An Efficient Gradient-Aware Error-Bounded Lossy Compressor for Federated Learning
Zhijing Ye, Sheng Di, Jiamin Wang, Zhiqing Zhong, Zhaorui Zhang, Xiaodong Yu
TL;DR
This work tackles the core FL bottleneck of gradient communication by introducing a gradient-aware error-bounded lossy compressor. It replaces generic EBLC predictors with a cross-round magnitude predictor based on EMA normalization and a kernel-level sign predictor that exploits temporal dynamics and intra-kernel sign consistency, including a compact two-level bitmap metadata scheme. The method integrates into APPFL and achieves up to 1.53x higher compression than SZ3 and 2.11x than QSGD, translating to 76.1%–96.2% end-to-end communication time savings under constrained bandwidth while preserving accuracy. The approach is shown to be robust across CNN architectures and datasets, with detailed layer- and kernel-size analyses, and is positioned as a practical, scalable solution for real-world FL deployments. Future work includes auto-tuning of hyperparameters and GPU-optimized implementations, with potential to combine with sparsification and other model-compression techniques.
Abstract
Federated learning (FL) enables collaborative model training without exposing clients' private data, but its deployment is often constrained by the communication cost of transmitting gradients between clients and the central server, especially under system heterogeneity where low-bandwidth clients bottleneck overall performance. Lossy compression of gradient data can mitigate this overhead, and error-bounded lossy compression (EBLC) is particularly appealing for its fine-grained utility-compression tradeoff. However, existing EBLC methods (e.g., SZ), originally designed for smooth scientific data with strong spatial locality, rely on generic predictors such as Lorenzo and interpolation for entropy reduction to improve compression ratio.
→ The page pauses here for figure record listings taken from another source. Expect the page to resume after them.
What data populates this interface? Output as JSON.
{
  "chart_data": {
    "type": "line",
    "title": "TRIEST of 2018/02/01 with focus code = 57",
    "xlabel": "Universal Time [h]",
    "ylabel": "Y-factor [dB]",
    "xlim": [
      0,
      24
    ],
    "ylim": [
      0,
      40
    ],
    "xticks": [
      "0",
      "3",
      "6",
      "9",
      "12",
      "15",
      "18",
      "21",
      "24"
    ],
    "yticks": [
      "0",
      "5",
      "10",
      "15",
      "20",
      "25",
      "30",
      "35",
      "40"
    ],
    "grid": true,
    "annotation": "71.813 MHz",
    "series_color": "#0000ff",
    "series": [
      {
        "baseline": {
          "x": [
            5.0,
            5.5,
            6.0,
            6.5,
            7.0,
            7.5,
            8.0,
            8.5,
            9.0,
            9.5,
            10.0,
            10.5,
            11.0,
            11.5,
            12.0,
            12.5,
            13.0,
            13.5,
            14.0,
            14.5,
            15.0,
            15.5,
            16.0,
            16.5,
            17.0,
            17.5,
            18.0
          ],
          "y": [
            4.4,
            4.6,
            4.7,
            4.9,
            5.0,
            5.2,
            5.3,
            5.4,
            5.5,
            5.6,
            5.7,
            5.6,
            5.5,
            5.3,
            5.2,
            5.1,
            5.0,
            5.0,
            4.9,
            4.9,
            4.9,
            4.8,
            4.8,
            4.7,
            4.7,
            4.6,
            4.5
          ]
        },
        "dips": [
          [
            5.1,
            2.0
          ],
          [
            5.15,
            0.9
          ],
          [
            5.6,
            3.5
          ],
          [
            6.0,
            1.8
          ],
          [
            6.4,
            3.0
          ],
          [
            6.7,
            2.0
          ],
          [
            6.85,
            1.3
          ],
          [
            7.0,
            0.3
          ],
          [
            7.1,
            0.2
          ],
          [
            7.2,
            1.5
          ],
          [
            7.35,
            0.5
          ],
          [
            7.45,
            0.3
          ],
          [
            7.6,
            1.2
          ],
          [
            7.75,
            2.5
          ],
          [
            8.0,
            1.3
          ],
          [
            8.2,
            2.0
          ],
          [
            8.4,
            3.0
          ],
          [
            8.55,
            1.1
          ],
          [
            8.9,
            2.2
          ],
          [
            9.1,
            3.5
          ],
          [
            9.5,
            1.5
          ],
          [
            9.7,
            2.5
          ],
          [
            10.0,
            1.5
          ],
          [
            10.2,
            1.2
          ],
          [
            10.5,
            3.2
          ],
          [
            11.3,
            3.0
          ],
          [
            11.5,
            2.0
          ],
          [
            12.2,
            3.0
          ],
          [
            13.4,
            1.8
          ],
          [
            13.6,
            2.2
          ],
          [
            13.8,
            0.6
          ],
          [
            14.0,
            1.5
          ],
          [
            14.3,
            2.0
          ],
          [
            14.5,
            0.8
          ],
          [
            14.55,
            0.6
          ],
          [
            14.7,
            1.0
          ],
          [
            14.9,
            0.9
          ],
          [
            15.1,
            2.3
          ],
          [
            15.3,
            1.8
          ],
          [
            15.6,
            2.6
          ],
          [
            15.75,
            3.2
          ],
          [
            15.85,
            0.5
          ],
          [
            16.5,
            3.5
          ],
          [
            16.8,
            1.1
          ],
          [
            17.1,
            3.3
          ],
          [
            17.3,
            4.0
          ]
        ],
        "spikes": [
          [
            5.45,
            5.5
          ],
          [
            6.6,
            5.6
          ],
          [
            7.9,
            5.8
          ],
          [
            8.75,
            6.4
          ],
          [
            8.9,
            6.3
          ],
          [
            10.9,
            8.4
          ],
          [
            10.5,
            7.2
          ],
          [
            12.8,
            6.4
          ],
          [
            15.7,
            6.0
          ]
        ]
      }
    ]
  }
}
Gradient tensors, in contrast, exhibit low smoothness and weak spatial correlation, rendering these predictors ineffective and leading to poor compression ratios. To address this limitation, we propose an EBLC framework tailored for FL gradient data to achieve high compression ratios while preserving model accuracy. The core of it is an innovative prediction mechanism that exploits temporal correlations across FL training rounds and structural regularities within convolutional kernels to reduce residual entropy. The predictor is compatible with standard quantizers and entropy coders and comprises (1) a cross-round magnitude predictor based on a normalized exponential moving average, and (2) a sign predictor that leverages gradient oscillation and kernel-level sign consistency. Experiments show that this new EBLC yields up to 1.53x higher compression ratios than SZ3 with lower accuracy loss. Integrated into a real-world FL framework, APPFL, it reduces end-to-end communication time by 76.1%-96.2% under various constrained-bandwidth scenarios, demonstrating strong scalability for real-world FL deployments.